In the Picturesque Wine Valley of Robertson Stands a Historic Landmark, as Steeped in Tradition as Its Owners. Like Father, Like Daughter, Abigail Rands Welcomes Us at the Door of the Victorian Robertson Small Hotel and Invites Us in.

Malu Lambert

The story of The Robertson Small Hotel starts with the story of a family. The closeknit Rands clan can often be found around a dinner table, braai or, indeed, having drinks on the porch of their country hotel. In a Victorian manor house, dating back to 1901 (a national monument), it’s the only five-star hotel in the Robertson Wine Valley.

The Small recently passed from the hands of a father to his daughter. Abigail has reimagined the hotel in every way possible.

“I’ve always loved sitting on the stoep with my family, admiring the palmstrewn garden,” she smiles, settling into an outdoor sofa, which has been upholstered in hand-drawn textiles by London-based fashion designer, Alexis Barrell. These rich tableaux of the Karoo’s fauna and flora can be found throughout the hotel, including in the 10 beautifully appointed rooms. The poolside rooms are a personal favourite, which open up to a private wooden deck, straight onto the swimming pool.

“Dad spent a lot of time in Robertson for business and he always needed a place to stay overnight,” Abigail explains, getting to the genesis of the story. “So, seven years ago, he bought this old Victorian house with a friend and turned it into a hotel.”

Her late father, Tim Rands (who passed away in 2016) was the owner of Vinimark, one of the largest independent wine specialist businesses of distribution and marketing in South Africa. He was also an instrumental force in many high-profile wineries, including Robertson Winery. Tim left the redesign of the hotel in his daughter’s more-than-capable hands, who studied – and even lectured – at the world-renowned Italian design school, Polimoda.

“The bones of the hotel are beautiful and I felt the interior spaces needed to be filled with art, nature and stories,” she continues. To help her achieve this vision, Abigail called on her long-time friend, designer Sophie Ashby, of Studio Ashby in London. From the get-go, the engine of this revamp ran on the spirit of collaboration, with local designers and artists creating tailor-made items to stitch together Robertson’s untold story.

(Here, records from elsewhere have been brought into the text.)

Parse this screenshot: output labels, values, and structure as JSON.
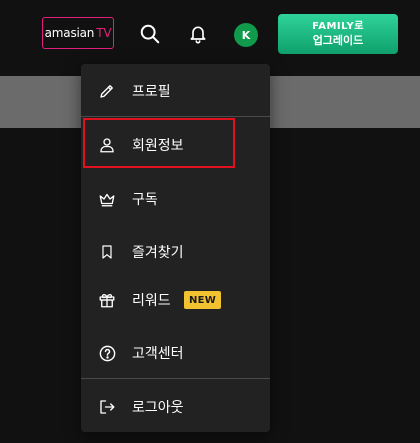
{
  "header": {
    "logo_text": "amasian",
    "logo_suffix": "TV",
    "avatar_initial": "K",
    "upgrade_line1": "FAMILY로",
    "upgrade_line2": "업그레이드"
  },
  "menu": {
    "items": [
      {
        "label": "프로필",
        "icon": "pencil-icon"
      },
      {
        "label": "회원정보",
        "icon": "user-icon"
      },
      {
        "label": "구독",
        "icon": "crown-icon"
      },
      {
        "label": "즐겨찾기",
        "icon": "bookmark-icon"
      },
      {
        "label": "리워드",
        "icon": "gift-icon",
        "badge": "NEW"
      },
      {
        "label": "고객센터",
        "icon": "help-circle-icon"
      },
      {
        "label": "로그아웃",
        "icon": "logout-icon"
      }
    ]
  },
  "colors": {
    "accent_green": "#1fbf85",
    "logo_pink": "#e0207a",
    "highlight_red": "#e0101e",
    "badge_yellow": "#f2c230"
  }
}
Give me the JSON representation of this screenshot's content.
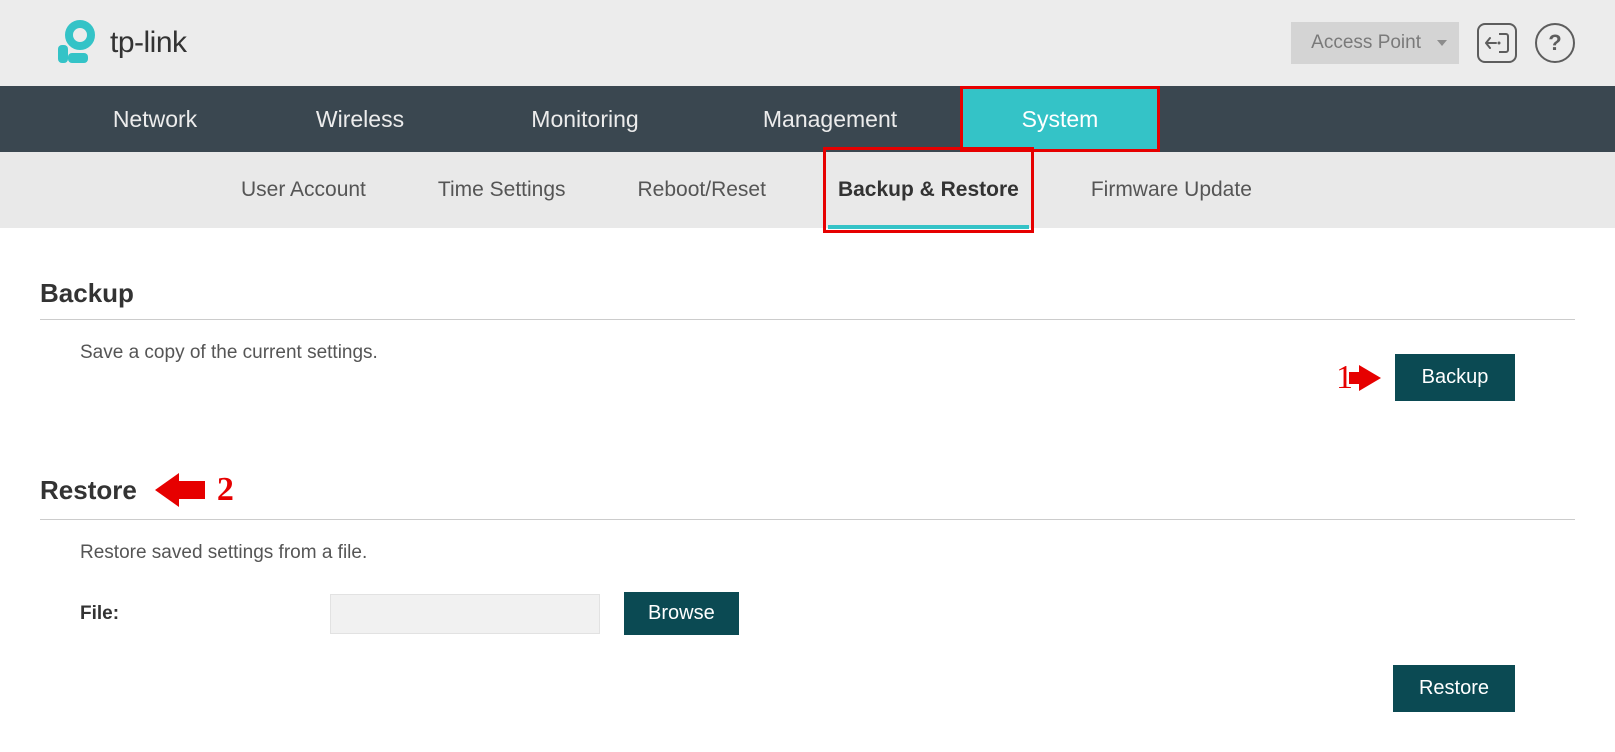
{
  "header": {
    "brand": "tp-link",
    "mode_dropdown": "Access Point"
  },
  "mainnav": {
    "items": [
      "Network",
      "Wireless",
      "Monitoring",
      "Management",
      "System"
    ],
    "active_index": 4
  },
  "subnav": {
    "items": [
      "User Account",
      "Time Settings",
      "Reboot/Reset",
      "Backup & Restore",
      "Firmware Update"
    ],
    "active_index": 3
  },
  "backup": {
    "title": "Backup",
    "desc": "Save a copy of the current settings.",
    "button": "Backup"
  },
  "restore": {
    "title": "Restore",
    "desc": "Restore saved settings from a file.",
    "file_label": "File:",
    "browse": "Browse",
    "button": "Restore"
  },
  "annotations": {
    "one": "1",
    "two": "2"
  }
}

The list of collaborators is eye-popping: the likes of Lisa Firer, Kat Pichulik, Smith Studio, House of Gozdawa (created a signature scent for the hotel), Michael Chandler and more. For the EM Bar, Michael Chandler hand-painted individual white porcelain tiles with scenes of Robertson’s town and surrounding nature. Poignantly, there’s a tile on the countertop with an inscription that simply reads, “This is for you Dad”.

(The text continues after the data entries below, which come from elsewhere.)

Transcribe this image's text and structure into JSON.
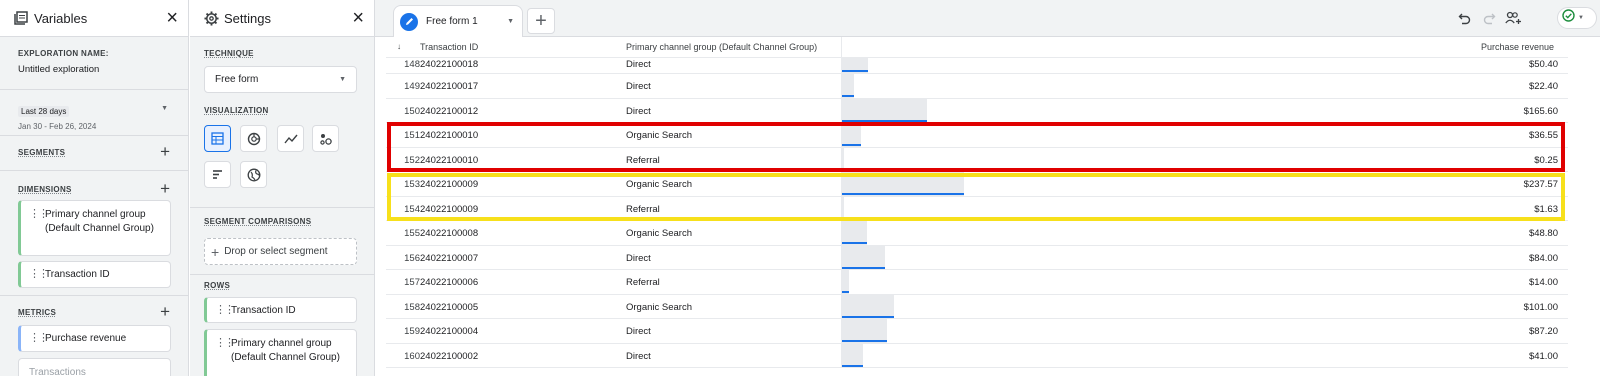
{
  "variables": {
    "title": "Variables",
    "exploration_name_label": "EXPLORATION NAME:",
    "exploration_name": "Untitled exploration",
    "date_chip": "Last 28 days",
    "date_range": "Jan 30 - Feb 26, 2024",
    "segments_label": "SEGMENTS",
    "dimensions_label": "DIMENSIONS",
    "dimensions": [
      "Primary channel group (Default Channel Group)",
      "Transaction ID"
    ],
    "metrics_label": "METRICS",
    "metrics": [
      "Purchase revenue",
      "Transactions"
    ]
  },
  "settings": {
    "title": "Settings",
    "technique_label": "TECHNIQUE",
    "technique_value": "Free form",
    "visualization_label": "VISUALIZATION",
    "visualizations": [
      "table-icon",
      "donut-chart-icon",
      "line-chart-icon",
      "scatter-plot-icon",
      "bar-chart-icon",
      "globe-icon"
    ],
    "segment_comparisons_label": "SEGMENT COMPARISONS",
    "segment_drop_label": "Drop or select segment",
    "rows_label": "ROWS",
    "rows": [
      "Transaction ID",
      "Primary channel group (Default Channel Group)"
    ]
  },
  "main": {
    "tab_label": "Free form 1",
    "columns": {
      "sort_indicator": "↓",
      "transaction_id": "Transaction ID",
      "channel": "Primary channel group (Default Channel Group)",
      "revenue": "Purchase revenue"
    },
    "rows": [
      {
        "idx": "148",
        "tx": "24022100018",
        "channel": "Direct",
        "revenue": "$50.40",
        "value": 50.4
      },
      {
        "idx": "149",
        "tx": "24022100017",
        "channel": "Direct",
        "revenue": "$22.40",
        "value": 22.4
      },
      {
        "idx": "150",
        "tx": "24022100012",
        "channel": "Direct",
        "revenue": "$165.60",
        "value": 165.6
      },
      {
        "idx": "151",
        "tx": "24022100010",
        "channel": "Organic Search",
        "revenue": "$36.55",
        "value": 36.55
      },
      {
        "idx": "152",
        "tx": "24022100010",
        "channel": "Referral",
        "revenue": "$0.25",
        "value": 0.25
      },
      {
        "idx": "153",
        "tx": "24022100009",
        "channel": "Organic Search",
        "revenue": "$237.57",
        "value": 237.57
      },
      {
        "idx": "154",
        "tx": "24022100009",
        "channel": "Referral",
        "revenue": "$1.63",
        "value": 1.63
      },
      {
        "idx": "155",
        "tx": "24022100008",
        "channel": "Organic Search",
        "revenue": "$48.80",
        "value": 48.8
      },
      {
        "idx": "156",
        "tx": "24022100007",
        "channel": "Direct",
        "revenue": "$84.00",
        "value": 84.0
      },
      {
        "idx": "157",
        "tx": "24022100006",
        "channel": "Referral",
        "revenue": "$14.00",
        "value": 14.0
      },
      {
        "idx": "158",
        "tx": "24022100005",
        "channel": "Organic Search",
        "revenue": "$101.00",
        "value": 101.0
      },
      {
        "idx": "159",
        "tx": "24022100004",
        "channel": "Direct",
        "revenue": "$87.20",
        "value": 87.2
      },
      {
        "idx": "160",
        "tx": "24022100002",
        "channel": "Direct",
        "revenue": "$41.00",
        "value": 41.0
      }
    ],
    "highlight_colors": {
      "red": "#e00000",
      "yellow": "#f7e01b"
    }
  }
}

At the bar, Abigail orders a Lavender and Gin Fizz, infused with home-made lavender syrup. Each creation in the range of cocktails contains an authentic touch like this – from the bar’s own tonic water, to syrups and cordials. There’s also an impressive Robertson-centric wine list, showcasing the best of the region’s wines.

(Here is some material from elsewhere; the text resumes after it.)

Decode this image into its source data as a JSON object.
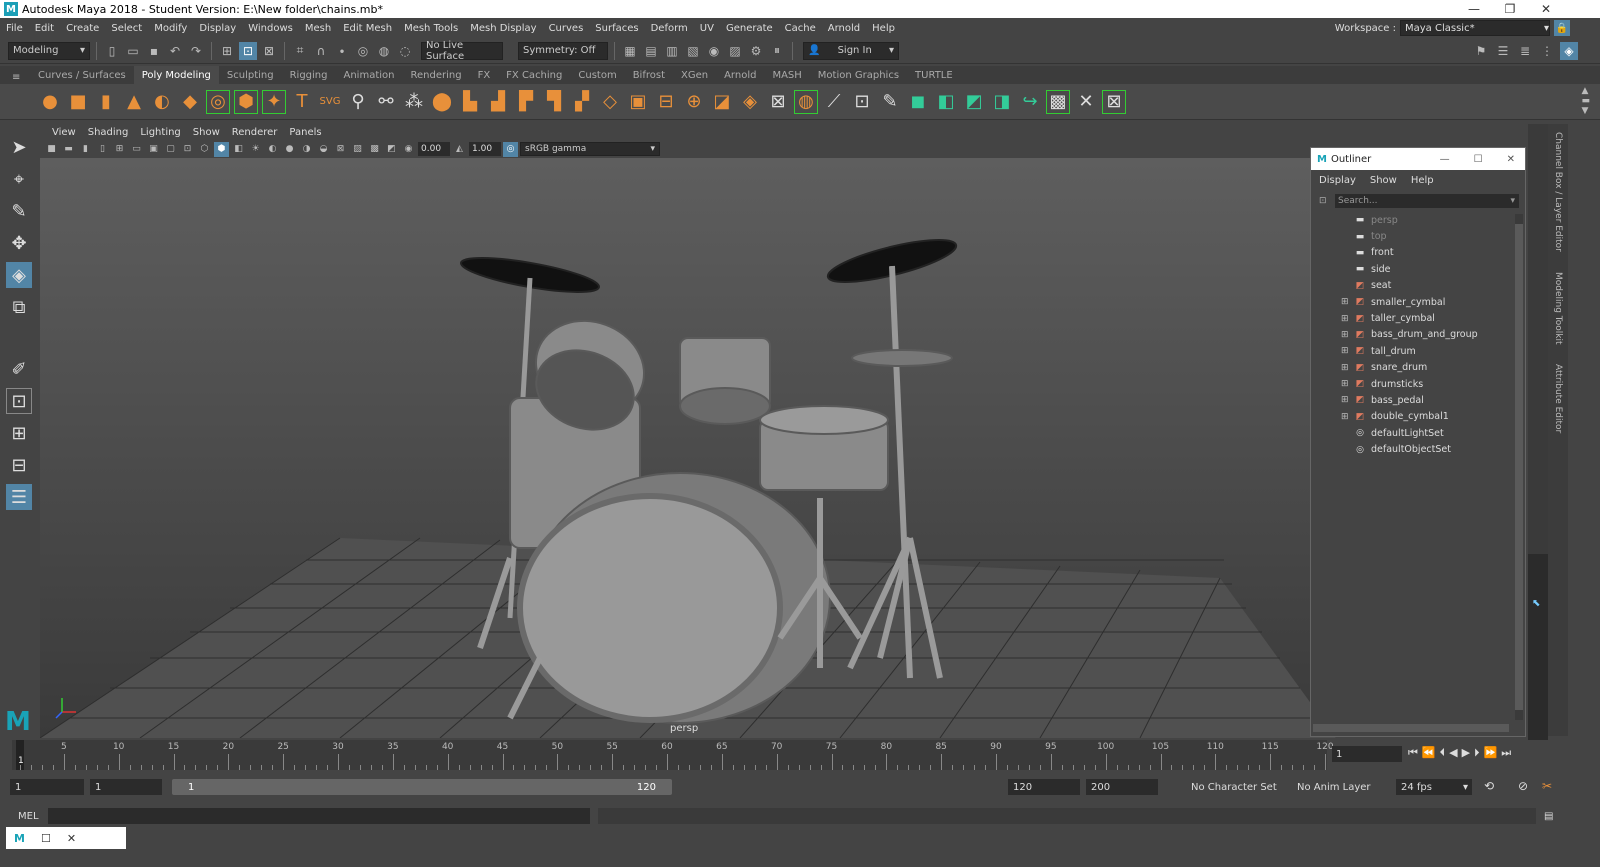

We continue our tour. The designers were pushed beyond their comfort zones: Alexis was commissioned to work on the furniture textiles, while the hanging pendants in the reception was achieved by Design Afrika, who simply turned their baskets upside down. Accessory maven Kat Pichulik designed and made the hotel rooms’ exquisite key rings, and a rope installation in the hallway that reads “I am I said”.

The theme continues in the restaurant: Lisa Firer’s hanging lights are actually ceramic bowls. Also making a design statement is an abstract tapestry weave against one wall by Renée Rossouw.

Previously a branch of Reuben’s, the hotel has once again taken ownership of the restaurant and has called it, The Small Restaurant. There is seating both inside the manor house and on the patio beside the hotel gardens.

Open daily for breakfast, lunch and dinner, the menu is fittingly small and offers a classic breakfast menu, enhanced by local products. The pork sausage is made especially for The Small by a nearby butchery, according to resident head chef, Tiaan van Greunen’s recipe. The lunch and dinner menus are the same and include daily specials. The food is simple and sophisticated, Italian-inspired fare.

In another story of collaboration, chef Rose Ashby, of Spring Restaurant at Somerset House in London, created the menu with Tiaan. Together, they sourced produce from local farms and suppliers.